Con una proyección de inversiones sostenibles que ascienden a US$3.400 millones, el Proyecto Trapiche no solo representa una oportunidad para la empresa El Molle Verde S.A.C., sino también para toda la comunidad de Apurímac. La llegada de estos recursos podría dinamizar diversas actividades económicas, generando empleo y mejorando las condiciones de vida de los habitantes locales.
A pesar de esta buena noticia, es fundamental aclarar que la aprobación del EIA-d no implica automáticamente el inicio de las operaciones mineras. Este documento es solo uno de los requisitos necesarios; aún se requieren licencias y autorizaciones adicionales antes de que cualquier actividad pueda comenzar. Esto subraya la importancia del cumplimiento normativo en proyectos de esta magnitud.
El proceso hacia la aprobación del EIA-d fue respaldado por un amplio consenso entre diversas entidades gubernamentales. Organismos como la Autoridad Nacional del Agua (ANA) y el Servicio Nacional Forestal y de Fauna Silvestre (SERFOR) jugaron roles fundamentales al proporcionar opiniones técnicas favorables, asegurando así que se consideraran todos los aspectos ambientales y sociales relevantes.
A medida que avanza este proyecto, las expectativas son altas tanto a nivel local como nacional.
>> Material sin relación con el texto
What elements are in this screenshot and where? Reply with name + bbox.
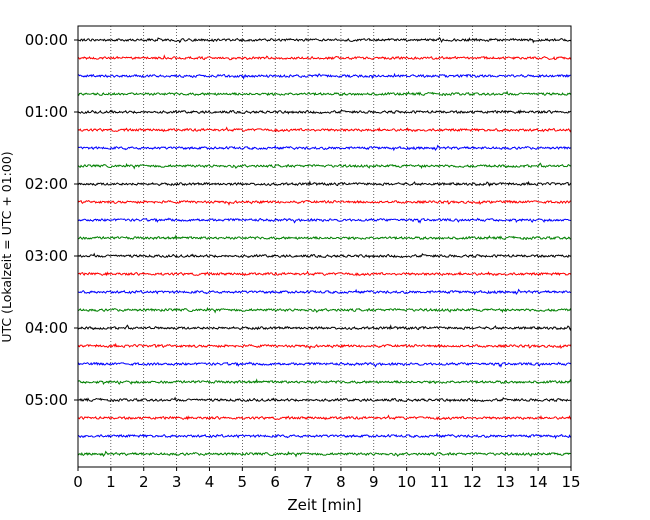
trace-line — [77, 90, 572, 97]
x-axis-ticks: 0 1 2 3 4 5 6 7 8 9 10 11 12 13 14 15 — [73, 467, 581, 491]
trace-line — [77, 144, 572, 152]
y-axis-label: UTC (Lokalzeit = UTC + 01:00) — [0, 151, 14, 342]
y-tick-label: 00:00 — [25, 31, 68, 49]
x-tick-label: 9 — [369, 473, 379, 491]
trace-line — [77, 162, 572, 170]
x-tick-label: 1 — [106, 473, 116, 491]
y-tick-label: 02:00 — [25, 175, 68, 193]
y-axis-ticks: 00:00 01:00 02:00 03:00 04:00 05:00 — [25, 31, 78, 409]
trace-line — [77, 234, 572, 241]
trace-line — [77, 450, 572, 458]
x-axis-label: Zeit [min] — [287, 496, 361, 514]
trace-line — [77, 396, 572, 403]
x-tick-label: 4 — [205, 473, 215, 491]
trace-line — [77, 36, 572, 44]
x-tick-label: 3 — [172, 473, 182, 491]
trace-line — [77, 252, 572, 259]
x-tick-label: 15 — [561, 473, 580, 491]
plot-frame — [77, 25, 572, 468]
trace-line — [77, 217, 572, 224]
x-tick-label: 12 — [463, 473, 482, 491]
x-tick-label: 2 — [139, 473, 149, 491]
x-tick-label: 0 — [73, 473, 83, 491]
y-tick-label: 01:00 — [25, 103, 68, 121]
trace-line — [77, 361, 572, 368]
trace-line — [77, 180, 572, 187]
x-tick-label: 13 — [496, 473, 515, 491]
x-tick-label: 8 — [336, 473, 346, 491]
trace-line — [77, 270, 572, 277]
traces-group — [77, 36, 572, 458]
y-tick-label: 03:00 — [25, 247, 68, 265]
x-tick-label: 6 — [270, 473, 280, 491]
trace-line — [77, 199, 572, 206]
y-tick-label: 05:00 — [25, 391, 68, 409]
trace-line — [77, 54, 572, 61]
x-tick-label: 5 — [238, 473, 248, 491]
y-tick-label: 04:00 — [25, 319, 68, 337]
trace-line — [77, 378, 572, 385]
x-tick-label: 7 — [303, 473, 313, 491]
trace-line — [77, 432, 572, 440]
trace-line — [77, 288, 571, 296]
trace-line — [77, 108, 572, 115]
trace-line — [77, 414, 572, 421]
trace-line — [77, 126, 572, 133]
x-tick-label: 11 — [430, 473, 449, 491]
trace-line — [77, 306, 572, 314]
trace-line — [77, 342, 572, 350]
trace-line — [77, 72, 572, 80]
x-tick-label: 10 — [397, 473, 416, 491]
x-tick-label: 14 — [529, 473, 548, 491]
trace-line — [77, 324, 572, 331]
plot-background — [78, 26, 571, 467]
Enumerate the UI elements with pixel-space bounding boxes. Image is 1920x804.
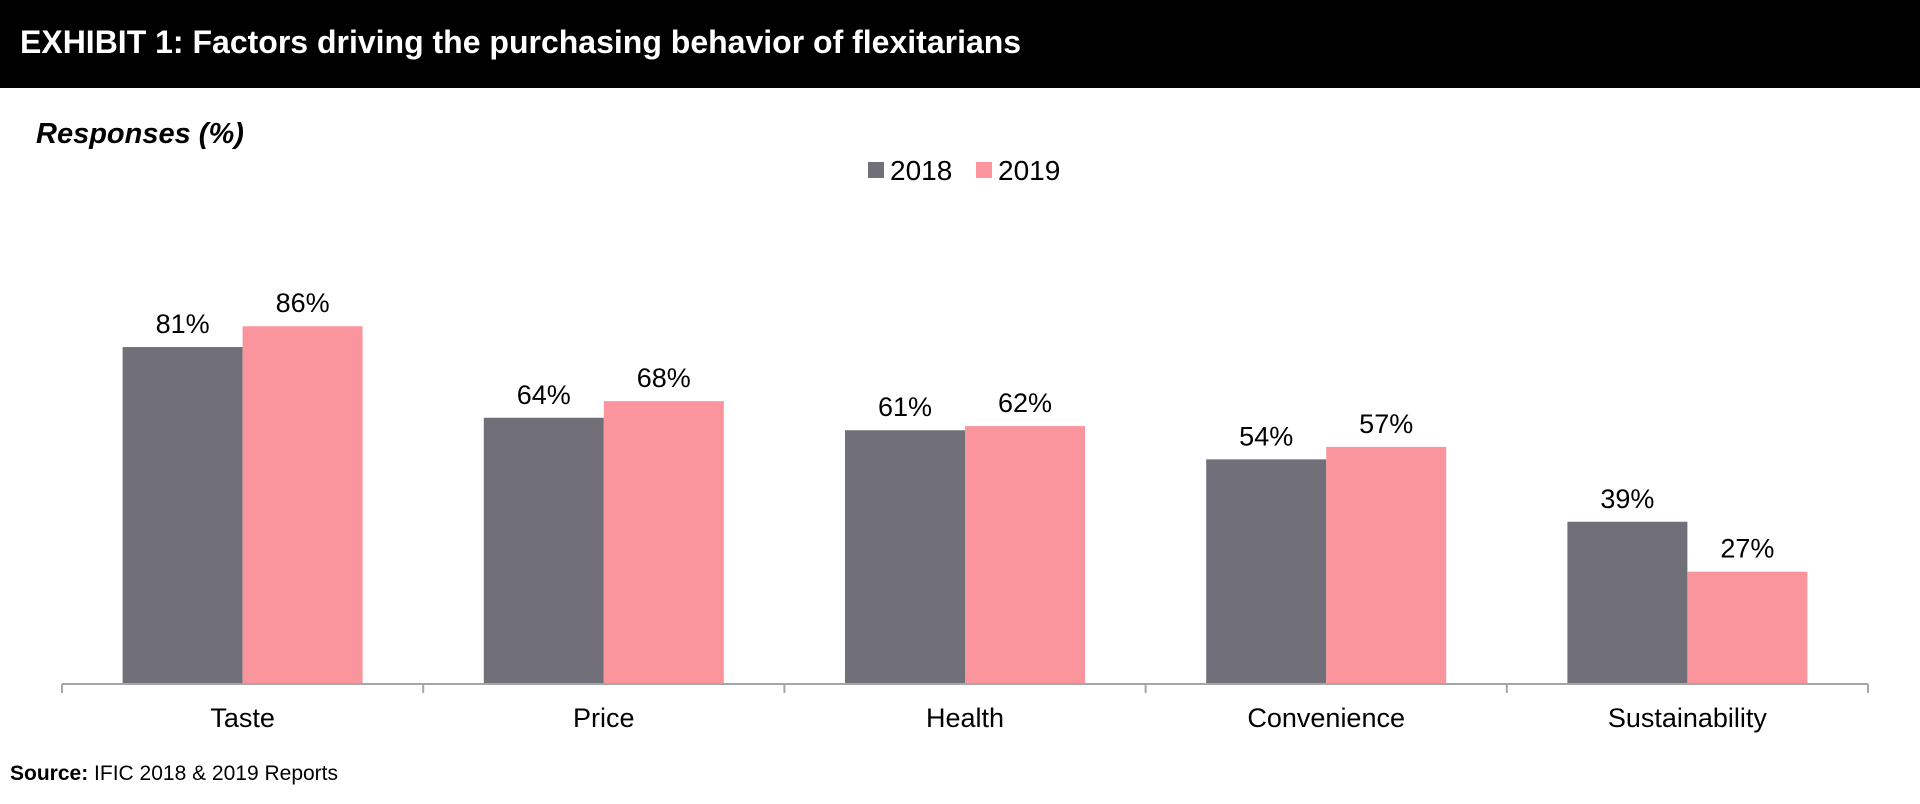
y-axis-label: Responses (%) [36, 118, 244, 150]
x-tick-label-health: Health [926, 703, 1004, 733]
data-label-convenience-2019: 57% [1359, 409, 1413, 439]
bar-convenience-2018 [1206, 459, 1327, 684]
data-label-health-2018: 61% [878, 392, 932, 422]
x-tick-label-sustainability: Sustainability [1608, 703, 1768, 733]
legend-label-2018: 2018 [890, 155, 952, 186]
x-tick-label-convenience: Convenience [1247, 703, 1405, 733]
data-label-price-2018: 64% [517, 380, 571, 410]
legend-swatch-2019 [976, 162, 992, 178]
bar-sustainability-2019 [1687, 571, 1808, 684]
data-label-sustainability-2019: 27% [1720, 534, 1774, 564]
data-label-taste-2018: 81% [156, 309, 210, 339]
data-label-sustainability-2018: 39% [1600, 484, 1654, 514]
x-tick-label-taste: Taste [210, 703, 275, 733]
bar-price-2019 [603, 401, 724, 684]
bar-taste-2019 [242, 326, 363, 684]
data-label-price-2019: 68% [637, 363, 691, 393]
title-banner: EXHIBIT 1: Factors driving the purchasin… [0, 0, 1920, 88]
source-note: Source: IFIC 2018 & 2019 Reports [10, 762, 338, 786]
data-label-convenience-2018: 54% [1239, 421, 1293, 451]
bar-convenience-2019 [1326, 446, 1447, 684]
data-label-taste-2019: 86% [276, 288, 330, 318]
bar-health-2019 [965, 426, 1085, 684]
bar-taste-2018 [122, 347, 243, 684]
bar-sustainability-2018 [1567, 521, 1688, 684]
bar-health-2018 [845, 430, 965, 684]
bar-price-2018 [483, 417, 604, 684]
source-text: IFIC 2018 & 2019 Reports [94, 762, 339, 785]
chart-title: EXHIBIT 1: Factors driving the purchasin… [20, 24, 1022, 60]
legend-label-2019: 2019 [998, 155, 1060, 186]
source-label: Source: [10, 762, 89, 785]
x-tick-label-price: Price [573, 703, 635, 733]
data-label-health-2019: 62% [998, 388, 1052, 418]
legend-swatch-2018 [868, 162, 884, 178]
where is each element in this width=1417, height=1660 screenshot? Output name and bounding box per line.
Los líderes comunitarios han expresado su esperanza en que las inversiones generen un impacto positivo duradero, mientras que expertos en desarrollo sostenible advierten sobre la necesidad de equilibrar crecimiento económico con responsabilidad ambiental.
En conclusión, el Proyecto Trapiche representa una oportunidad dorada para revitalizar la economía regional, pero su éxito dependerá no solo del cumplimiento normativo sino también del compromiso con prácticas sostenibles y beneficios tangibles para las comunidades afectadas.